George Bush, the US president, has vowed to stop Iran from getting atomic weapons and has refused to rule out military options, including nuclear strikes, if diplomacy fails.
Senior IAEA inspectors were due in Iran on Friday to gauge Iranian compliance for the report that Mohamed ElBaradei, the UN watchdog's director, is preparing for the Security Council.
Pressing for sanctions
The United States, Britain and France want the Security Council to approve targeted sanctions on Iran, such as travel bans and asset freezes, if it refuses to back down.
But China and Russia, the council's other two veto-holders, doubt punitive measures will work. Big-power talks in Moscow this week failed to produce a consensus on future action.
European diplomats on Thursday dismissed as unacceptable a suggestion that Iran take a brief "technical pause" from nuclear enrichment to revive collapsed negotiations with the EU.
"A full suspension is the only way to resolve this and the Iranians have given no indication they are willing to do that," a senior EU diplomat told Reuters.

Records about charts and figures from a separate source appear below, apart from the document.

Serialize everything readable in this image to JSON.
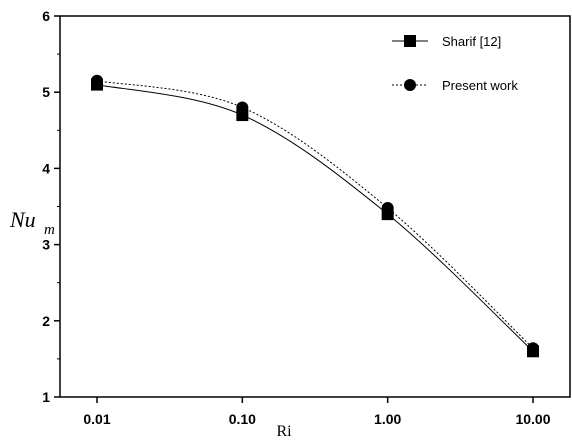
{
  "chart_data": {
    "type": "line",
    "title": "",
    "xlabel": "Ri",
    "ylabel": "Nu",
    "ylabel_subscript": "m",
    "x_scale": "log",
    "x": [
      0.01,
      0.1,
      1.0,
      10.0
    ],
    "x_tick_labels": [
      "0.01",
      "0.10",
      "1.00",
      "10.00"
    ],
    "y_ticks": [
      "1",
      "2",
      "3",
      "4",
      "5",
      "6"
    ],
    "ylim": [
      1,
      6
    ],
    "grid": false,
    "legend_position": "top-right",
    "series": [
      {
        "name": "Sharif [12]",
        "values": [
          5.1,
          4.7,
          3.4,
          1.6
        ],
        "line_style": "solid",
        "marker": "square",
        "color": "#000000"
      },
      {
        "name": "Present work",
        "values": [
          5.15,
          4.8,
          3.48,
          1.64
        ],
        "line_style": "dotted",
        "marker": "circle",
        "color": "#000000"
      }
    ]
  }
}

Condoleezza Rice, the US secretary of state, said on Wednesday that the world was mobilised to deny Iran nuclear weapons.
"We are prepared to use measures at our disposal - political, economic, others, to dissuade Iran," she said.

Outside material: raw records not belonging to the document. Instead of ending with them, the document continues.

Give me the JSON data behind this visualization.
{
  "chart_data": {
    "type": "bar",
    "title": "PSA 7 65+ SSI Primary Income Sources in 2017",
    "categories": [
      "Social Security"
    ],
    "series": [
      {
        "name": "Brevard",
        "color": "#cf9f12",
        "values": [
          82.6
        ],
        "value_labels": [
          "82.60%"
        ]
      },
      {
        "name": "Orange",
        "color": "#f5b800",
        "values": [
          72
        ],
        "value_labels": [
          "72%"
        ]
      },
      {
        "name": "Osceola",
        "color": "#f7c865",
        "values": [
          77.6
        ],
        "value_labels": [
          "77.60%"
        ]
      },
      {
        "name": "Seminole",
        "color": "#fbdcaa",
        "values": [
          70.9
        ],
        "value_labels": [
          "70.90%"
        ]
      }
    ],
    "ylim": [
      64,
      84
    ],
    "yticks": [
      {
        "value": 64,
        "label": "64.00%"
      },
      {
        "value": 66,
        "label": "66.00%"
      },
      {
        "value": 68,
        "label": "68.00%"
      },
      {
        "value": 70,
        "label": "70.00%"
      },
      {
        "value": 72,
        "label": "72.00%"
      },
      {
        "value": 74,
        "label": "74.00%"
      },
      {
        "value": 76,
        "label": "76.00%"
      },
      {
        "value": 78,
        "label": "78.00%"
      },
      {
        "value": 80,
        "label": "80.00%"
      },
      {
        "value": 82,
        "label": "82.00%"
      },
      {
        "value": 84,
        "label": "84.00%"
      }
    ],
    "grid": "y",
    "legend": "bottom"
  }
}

Russia on Thursday rejected a call from the United States, which has long maintained its own trade embargo on Iran, to halt work on the Islamic Republic's Bushehr nuclear power station.
Russia's state atomic energy agency is contracted to help Iran build the $1 billion reactor. A senior US official said on Wednesday that a Russian withdrawal would help persuade Iran to abandon its separate uranium enrichment programme.

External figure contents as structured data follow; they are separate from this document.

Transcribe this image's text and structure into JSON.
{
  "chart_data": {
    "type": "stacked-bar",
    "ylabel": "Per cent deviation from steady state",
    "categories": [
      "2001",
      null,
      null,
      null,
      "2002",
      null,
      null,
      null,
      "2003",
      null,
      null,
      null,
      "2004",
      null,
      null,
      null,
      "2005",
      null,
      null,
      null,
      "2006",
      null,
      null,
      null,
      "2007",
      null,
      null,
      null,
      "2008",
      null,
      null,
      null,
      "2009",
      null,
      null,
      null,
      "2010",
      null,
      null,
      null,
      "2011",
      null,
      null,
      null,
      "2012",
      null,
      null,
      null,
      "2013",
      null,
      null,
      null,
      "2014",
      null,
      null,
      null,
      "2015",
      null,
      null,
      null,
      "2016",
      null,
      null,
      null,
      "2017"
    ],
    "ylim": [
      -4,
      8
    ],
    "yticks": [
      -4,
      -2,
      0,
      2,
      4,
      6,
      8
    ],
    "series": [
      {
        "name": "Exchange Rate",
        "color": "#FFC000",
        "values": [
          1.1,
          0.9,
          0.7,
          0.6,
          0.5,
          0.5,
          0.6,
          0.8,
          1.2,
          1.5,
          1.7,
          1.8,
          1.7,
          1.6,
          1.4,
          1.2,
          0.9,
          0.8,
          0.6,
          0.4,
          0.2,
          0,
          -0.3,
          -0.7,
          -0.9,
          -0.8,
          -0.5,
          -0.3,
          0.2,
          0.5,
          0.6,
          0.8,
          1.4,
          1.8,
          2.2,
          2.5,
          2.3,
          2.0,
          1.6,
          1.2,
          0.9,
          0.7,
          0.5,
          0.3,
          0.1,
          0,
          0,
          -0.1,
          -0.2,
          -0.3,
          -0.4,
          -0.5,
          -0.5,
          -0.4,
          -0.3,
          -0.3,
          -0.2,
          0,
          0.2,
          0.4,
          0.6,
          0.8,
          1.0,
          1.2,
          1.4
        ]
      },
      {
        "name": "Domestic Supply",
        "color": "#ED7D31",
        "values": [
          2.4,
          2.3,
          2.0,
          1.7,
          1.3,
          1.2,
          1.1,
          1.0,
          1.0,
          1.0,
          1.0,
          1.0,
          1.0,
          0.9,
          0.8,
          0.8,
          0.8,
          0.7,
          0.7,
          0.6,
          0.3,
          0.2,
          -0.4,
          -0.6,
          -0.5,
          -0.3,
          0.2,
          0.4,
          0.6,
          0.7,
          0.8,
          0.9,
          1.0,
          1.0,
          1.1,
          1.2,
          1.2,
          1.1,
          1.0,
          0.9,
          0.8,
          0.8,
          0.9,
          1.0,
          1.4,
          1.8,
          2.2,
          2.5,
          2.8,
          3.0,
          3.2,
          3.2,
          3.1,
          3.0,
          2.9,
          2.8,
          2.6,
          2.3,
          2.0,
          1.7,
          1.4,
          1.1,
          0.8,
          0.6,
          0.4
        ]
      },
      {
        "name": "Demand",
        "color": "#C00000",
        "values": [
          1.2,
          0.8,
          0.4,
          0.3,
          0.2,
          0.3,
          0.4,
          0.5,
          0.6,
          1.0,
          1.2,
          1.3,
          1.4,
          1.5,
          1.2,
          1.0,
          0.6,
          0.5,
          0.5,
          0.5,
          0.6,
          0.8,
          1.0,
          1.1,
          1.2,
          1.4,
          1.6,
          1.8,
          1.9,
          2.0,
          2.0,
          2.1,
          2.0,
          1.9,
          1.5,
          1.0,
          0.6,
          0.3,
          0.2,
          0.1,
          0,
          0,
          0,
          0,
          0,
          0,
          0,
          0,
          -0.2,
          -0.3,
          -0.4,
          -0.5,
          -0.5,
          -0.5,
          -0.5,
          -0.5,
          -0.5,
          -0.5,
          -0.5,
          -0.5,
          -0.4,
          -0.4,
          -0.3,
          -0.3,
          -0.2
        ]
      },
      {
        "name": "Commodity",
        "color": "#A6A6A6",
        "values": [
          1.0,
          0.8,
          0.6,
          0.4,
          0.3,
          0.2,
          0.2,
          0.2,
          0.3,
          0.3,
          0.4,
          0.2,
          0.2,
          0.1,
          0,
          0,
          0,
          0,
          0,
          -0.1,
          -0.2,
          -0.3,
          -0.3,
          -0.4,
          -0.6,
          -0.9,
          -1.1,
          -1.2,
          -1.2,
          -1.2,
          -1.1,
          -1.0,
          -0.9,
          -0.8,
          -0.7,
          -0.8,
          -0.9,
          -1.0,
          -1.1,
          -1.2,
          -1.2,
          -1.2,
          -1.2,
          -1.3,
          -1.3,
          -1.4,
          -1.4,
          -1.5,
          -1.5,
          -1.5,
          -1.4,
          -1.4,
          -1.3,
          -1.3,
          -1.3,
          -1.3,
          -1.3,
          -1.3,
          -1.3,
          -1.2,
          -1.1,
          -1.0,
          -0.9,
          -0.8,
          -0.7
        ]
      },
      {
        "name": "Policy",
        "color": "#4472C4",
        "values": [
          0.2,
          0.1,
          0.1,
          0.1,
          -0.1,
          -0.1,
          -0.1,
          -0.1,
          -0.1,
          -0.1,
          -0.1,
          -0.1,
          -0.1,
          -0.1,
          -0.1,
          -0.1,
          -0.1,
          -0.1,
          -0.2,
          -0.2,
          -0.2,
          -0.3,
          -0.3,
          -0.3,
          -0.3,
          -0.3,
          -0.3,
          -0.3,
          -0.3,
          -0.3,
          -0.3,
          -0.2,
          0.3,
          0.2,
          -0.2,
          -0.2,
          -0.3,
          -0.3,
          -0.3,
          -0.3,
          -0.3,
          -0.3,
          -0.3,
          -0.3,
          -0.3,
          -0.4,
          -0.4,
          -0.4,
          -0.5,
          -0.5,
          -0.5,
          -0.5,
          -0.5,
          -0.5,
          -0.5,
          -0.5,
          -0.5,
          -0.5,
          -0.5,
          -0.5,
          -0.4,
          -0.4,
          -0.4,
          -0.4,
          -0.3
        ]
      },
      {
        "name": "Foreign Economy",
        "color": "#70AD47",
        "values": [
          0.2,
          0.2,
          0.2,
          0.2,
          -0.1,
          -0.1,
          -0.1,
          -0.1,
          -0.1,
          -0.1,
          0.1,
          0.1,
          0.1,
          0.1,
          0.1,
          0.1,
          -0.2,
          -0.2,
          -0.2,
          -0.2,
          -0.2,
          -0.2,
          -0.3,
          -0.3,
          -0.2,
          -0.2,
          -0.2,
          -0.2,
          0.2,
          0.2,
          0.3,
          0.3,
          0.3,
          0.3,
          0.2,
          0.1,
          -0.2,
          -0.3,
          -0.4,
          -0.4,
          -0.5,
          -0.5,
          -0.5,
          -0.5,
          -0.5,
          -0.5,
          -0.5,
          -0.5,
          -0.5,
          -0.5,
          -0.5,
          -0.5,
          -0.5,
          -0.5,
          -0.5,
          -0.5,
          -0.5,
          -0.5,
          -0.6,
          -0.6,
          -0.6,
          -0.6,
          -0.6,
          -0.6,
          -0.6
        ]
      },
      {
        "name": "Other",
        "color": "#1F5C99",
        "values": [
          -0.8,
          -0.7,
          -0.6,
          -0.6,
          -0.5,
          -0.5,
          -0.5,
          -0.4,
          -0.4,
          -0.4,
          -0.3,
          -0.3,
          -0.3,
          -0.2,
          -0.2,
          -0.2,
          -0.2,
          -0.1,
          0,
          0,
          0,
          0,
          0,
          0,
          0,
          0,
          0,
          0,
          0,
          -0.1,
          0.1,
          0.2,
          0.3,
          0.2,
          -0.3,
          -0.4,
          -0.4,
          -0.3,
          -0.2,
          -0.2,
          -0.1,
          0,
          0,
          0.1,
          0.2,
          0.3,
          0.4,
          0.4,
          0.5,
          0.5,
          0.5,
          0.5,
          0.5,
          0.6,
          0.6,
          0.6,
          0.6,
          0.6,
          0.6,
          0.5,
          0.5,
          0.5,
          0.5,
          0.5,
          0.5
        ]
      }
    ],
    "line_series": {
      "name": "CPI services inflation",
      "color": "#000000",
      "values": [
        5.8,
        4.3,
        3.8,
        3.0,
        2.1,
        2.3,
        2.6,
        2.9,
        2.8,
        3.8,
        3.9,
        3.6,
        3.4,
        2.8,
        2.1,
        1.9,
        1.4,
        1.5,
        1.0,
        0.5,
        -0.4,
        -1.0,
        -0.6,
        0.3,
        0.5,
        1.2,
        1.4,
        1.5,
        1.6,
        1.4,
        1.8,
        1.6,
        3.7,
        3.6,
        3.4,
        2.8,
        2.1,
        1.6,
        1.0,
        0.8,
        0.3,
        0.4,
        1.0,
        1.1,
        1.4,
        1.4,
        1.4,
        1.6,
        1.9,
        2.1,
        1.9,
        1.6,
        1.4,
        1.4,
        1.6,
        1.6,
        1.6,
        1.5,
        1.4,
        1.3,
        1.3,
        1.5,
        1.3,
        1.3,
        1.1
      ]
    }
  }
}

"The United States has been threatening Iran for 27 years and this is not new for us. Therefore we are never afraid of US threats"
Mostafa Mohammad Najjar, Iranian defence minister
"Every country has the right to decide for itself with whom and in what way it cooperates with other states," Mikhail Kamynin, a Russian foreign ministry spokesman said, adding that only the UN Security Council could override this principle.
Speaking in Moscow, Nicholas Burns, the US undersecretary of state, had also repeated Washington's view that Moscow should cancel the planned sale to Iran of Tor tactical surface-to-air missiles. Moscow and Tehran say they are for defensive purposes.
Kamynin's statement did not mention the missile sales.
Iranian nuclear negotiators were in Moscow on Thursday but there was no word on what they were doing. They met officials of Britain, France and Germany late on Wednesday, but a British diplomat said there had been no breakthrough.